25 "See That Girl" | Wild Yaks

This is a well-named band. Sound = image. Truth in advertising. Just as it's not wise to confine a wild yak in a holding pen it's not necessarily a good idea to capture a live band in a recording studio. Some bands are simply made to be heard and seen. The MC5 released a live album as their debut record for a reason. They came across better in a live setting. The same goes for Kiss back in the day. I have a feeling the Wild Yaks are the same type of band. They need to be loose, spontaneous, and interactive, with an adoring crowd as foils for their onstage antics. This is not to say that Monumental Deeds isn't a good record, it is. But I can't help but imagine how this would all go over in a 400-seat rock club. "See That Girl" still captures some of their feral tendencies, but this would surely slay after a few beers and a couple shots of whiskey surrounded by like-minded lunatics.



26 "Starburster" | Fontaines D.C.

We end with the new single from Pickled Priest favorites Fontaines D.C. that have a new LP out on August 23rd.

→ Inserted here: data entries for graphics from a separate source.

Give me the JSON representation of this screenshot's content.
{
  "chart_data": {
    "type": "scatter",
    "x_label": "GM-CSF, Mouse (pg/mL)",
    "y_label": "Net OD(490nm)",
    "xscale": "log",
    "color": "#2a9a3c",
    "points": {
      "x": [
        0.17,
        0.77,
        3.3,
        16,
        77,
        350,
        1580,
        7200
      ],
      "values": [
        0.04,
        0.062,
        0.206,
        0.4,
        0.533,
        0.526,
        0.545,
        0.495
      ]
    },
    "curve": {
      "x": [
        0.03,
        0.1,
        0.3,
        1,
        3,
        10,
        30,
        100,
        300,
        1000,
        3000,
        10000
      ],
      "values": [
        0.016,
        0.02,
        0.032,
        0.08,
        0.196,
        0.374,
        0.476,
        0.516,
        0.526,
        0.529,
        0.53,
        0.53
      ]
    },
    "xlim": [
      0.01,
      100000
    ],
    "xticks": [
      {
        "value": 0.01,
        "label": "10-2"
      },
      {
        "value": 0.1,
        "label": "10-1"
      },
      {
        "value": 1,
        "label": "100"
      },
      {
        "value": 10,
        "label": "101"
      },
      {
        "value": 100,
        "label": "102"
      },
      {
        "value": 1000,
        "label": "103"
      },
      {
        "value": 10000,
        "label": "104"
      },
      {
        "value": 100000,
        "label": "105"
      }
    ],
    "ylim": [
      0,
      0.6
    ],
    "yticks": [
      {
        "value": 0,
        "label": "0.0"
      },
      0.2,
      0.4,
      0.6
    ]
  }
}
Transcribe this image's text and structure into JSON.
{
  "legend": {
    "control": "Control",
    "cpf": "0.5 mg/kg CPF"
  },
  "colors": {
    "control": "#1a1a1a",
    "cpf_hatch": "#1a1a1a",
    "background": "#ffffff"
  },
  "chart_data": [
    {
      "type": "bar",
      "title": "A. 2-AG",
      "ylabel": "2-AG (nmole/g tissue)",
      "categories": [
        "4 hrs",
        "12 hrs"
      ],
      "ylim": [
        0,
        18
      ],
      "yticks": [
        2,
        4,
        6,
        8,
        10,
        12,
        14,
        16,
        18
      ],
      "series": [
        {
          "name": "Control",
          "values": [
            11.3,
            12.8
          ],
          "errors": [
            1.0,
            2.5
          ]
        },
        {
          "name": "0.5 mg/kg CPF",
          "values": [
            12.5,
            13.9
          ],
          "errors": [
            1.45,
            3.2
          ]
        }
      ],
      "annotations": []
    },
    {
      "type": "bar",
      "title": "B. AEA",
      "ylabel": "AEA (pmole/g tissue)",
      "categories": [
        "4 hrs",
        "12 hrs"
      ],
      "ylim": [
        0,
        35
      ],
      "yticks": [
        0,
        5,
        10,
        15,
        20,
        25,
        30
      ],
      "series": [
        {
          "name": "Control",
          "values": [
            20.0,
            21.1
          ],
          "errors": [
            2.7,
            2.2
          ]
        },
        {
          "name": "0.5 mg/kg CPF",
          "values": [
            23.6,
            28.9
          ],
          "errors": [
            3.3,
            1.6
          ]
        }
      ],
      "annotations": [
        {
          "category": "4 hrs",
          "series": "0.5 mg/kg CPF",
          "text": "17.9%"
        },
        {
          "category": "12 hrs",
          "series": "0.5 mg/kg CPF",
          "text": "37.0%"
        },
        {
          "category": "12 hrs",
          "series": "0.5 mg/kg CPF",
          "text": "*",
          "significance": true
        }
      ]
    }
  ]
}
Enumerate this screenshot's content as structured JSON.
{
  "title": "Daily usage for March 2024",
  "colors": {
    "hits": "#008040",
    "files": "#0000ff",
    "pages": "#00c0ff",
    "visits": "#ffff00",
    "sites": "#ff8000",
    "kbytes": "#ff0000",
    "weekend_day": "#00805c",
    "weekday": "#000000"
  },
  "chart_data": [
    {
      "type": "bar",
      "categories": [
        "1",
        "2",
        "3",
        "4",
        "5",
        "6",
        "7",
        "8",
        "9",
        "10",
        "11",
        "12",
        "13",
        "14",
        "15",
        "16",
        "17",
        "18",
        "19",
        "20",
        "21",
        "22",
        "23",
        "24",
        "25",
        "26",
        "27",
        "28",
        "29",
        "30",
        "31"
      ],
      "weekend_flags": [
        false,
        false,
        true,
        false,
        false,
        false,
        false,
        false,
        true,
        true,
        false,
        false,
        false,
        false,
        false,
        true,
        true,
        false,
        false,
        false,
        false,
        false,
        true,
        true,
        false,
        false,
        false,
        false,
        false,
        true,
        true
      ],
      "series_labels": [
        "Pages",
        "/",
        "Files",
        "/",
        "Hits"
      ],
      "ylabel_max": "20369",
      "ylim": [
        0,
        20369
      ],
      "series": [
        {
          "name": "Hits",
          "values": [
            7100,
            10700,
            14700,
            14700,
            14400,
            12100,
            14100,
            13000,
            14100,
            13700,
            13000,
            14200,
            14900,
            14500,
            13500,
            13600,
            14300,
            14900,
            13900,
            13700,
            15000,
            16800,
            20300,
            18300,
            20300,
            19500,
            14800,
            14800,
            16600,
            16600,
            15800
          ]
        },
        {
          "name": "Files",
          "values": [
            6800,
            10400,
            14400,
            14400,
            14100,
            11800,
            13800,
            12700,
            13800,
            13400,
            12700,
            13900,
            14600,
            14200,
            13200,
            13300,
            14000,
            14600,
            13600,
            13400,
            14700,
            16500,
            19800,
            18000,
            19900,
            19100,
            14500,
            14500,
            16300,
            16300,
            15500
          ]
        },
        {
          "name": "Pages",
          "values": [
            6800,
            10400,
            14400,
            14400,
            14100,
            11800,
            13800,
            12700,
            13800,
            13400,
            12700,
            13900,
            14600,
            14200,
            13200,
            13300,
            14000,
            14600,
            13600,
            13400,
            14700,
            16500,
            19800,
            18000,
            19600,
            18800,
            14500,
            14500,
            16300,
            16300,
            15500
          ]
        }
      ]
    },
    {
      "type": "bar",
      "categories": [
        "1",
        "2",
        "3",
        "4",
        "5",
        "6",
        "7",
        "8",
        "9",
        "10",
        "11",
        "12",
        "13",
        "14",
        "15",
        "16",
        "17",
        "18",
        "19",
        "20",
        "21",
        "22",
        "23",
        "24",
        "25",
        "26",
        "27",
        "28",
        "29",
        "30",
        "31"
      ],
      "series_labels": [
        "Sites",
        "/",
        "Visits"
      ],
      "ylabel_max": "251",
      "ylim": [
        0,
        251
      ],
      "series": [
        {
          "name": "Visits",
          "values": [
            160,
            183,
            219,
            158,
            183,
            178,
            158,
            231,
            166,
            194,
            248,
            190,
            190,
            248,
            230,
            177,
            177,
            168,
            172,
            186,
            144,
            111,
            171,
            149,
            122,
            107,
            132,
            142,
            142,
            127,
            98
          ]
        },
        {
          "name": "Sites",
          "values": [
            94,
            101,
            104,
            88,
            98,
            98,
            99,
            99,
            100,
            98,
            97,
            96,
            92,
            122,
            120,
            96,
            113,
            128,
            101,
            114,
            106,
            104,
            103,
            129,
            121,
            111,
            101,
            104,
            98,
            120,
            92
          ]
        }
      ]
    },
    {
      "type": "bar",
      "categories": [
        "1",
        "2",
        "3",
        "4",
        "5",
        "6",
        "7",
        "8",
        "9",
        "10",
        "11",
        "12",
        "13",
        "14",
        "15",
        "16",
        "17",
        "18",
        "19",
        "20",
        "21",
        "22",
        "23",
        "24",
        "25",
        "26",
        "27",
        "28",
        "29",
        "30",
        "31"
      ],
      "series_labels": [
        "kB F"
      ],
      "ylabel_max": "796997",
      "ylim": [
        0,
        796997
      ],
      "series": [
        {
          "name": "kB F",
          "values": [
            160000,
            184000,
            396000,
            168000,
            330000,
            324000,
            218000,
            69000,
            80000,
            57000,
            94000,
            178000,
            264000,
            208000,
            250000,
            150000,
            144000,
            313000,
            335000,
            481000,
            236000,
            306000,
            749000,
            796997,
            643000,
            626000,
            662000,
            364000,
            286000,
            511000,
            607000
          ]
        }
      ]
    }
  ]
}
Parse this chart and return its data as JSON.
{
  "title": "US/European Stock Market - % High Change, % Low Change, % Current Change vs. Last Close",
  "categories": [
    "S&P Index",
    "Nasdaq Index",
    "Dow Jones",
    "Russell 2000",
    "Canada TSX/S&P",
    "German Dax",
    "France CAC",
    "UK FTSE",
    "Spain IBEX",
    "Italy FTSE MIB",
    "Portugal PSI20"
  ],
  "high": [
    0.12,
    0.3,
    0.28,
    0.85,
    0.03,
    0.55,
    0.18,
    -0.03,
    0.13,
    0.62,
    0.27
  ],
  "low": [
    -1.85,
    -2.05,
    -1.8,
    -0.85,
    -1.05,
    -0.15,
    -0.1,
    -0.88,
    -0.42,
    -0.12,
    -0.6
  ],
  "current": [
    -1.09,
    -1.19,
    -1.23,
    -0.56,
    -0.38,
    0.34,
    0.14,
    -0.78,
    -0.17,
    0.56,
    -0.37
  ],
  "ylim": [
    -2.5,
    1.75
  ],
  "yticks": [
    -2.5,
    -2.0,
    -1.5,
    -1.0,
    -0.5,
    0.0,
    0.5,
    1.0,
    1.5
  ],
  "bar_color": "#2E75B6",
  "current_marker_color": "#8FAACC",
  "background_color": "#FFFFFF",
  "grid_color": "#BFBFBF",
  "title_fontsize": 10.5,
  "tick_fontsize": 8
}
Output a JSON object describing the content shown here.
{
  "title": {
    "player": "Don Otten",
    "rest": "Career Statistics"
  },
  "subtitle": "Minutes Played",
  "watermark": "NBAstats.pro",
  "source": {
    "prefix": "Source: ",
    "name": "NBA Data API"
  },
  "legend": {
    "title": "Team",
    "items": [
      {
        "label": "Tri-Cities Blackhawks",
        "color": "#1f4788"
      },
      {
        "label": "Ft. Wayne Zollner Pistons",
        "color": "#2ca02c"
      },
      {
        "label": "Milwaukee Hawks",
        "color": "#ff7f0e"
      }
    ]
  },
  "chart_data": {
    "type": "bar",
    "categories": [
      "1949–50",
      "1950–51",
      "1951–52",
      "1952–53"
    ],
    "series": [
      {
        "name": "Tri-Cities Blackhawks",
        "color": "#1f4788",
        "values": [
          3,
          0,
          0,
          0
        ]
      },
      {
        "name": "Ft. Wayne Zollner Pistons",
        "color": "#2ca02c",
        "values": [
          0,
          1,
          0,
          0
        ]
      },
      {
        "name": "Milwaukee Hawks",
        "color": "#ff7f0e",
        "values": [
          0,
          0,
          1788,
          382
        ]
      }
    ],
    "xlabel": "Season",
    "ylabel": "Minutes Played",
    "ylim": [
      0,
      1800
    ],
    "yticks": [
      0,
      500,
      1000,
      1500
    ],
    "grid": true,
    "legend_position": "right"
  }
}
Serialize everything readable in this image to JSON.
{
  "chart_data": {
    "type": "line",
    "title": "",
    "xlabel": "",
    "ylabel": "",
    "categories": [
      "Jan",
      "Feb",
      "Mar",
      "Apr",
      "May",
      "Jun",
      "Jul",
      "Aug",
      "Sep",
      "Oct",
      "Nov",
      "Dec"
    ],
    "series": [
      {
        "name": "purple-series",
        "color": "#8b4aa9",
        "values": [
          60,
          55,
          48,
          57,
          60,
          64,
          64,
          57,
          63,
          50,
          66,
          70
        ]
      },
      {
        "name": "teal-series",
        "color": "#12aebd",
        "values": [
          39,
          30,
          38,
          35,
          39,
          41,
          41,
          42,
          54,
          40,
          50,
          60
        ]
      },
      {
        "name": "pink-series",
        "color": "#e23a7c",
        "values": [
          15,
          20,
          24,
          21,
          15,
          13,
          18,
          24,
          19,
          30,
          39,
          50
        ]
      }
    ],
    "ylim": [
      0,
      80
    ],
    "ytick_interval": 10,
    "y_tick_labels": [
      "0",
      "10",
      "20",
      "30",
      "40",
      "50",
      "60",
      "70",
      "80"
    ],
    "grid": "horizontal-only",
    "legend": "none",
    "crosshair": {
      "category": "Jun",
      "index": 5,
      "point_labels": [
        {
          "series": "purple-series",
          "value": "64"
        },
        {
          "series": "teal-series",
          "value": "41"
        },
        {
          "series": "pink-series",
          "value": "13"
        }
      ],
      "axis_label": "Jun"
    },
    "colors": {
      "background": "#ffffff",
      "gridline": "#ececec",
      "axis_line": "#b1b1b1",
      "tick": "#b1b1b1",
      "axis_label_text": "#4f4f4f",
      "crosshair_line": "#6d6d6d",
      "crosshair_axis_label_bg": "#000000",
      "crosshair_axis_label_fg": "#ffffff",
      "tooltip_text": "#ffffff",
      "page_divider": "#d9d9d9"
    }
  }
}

Along with Nick Cave's new record, this is one we're anxiously awaiting. Impatient as we can be, we normally prefer to pick a song from a band's new record from the entire track list, but fuck that, we love the new song enough to give it props in advance. So here it is. Judge for yourself.


Outro: "Challengers: Match Point" | Trent Reznor & Atticus Ross

We end with an extended version of our intro, which allows the buzz to last longer this time. At this pace, we might be up all night.


____________________


We leave you with a short reminder: Preserve your delicious vices. Before you know it they'll be all that's left you.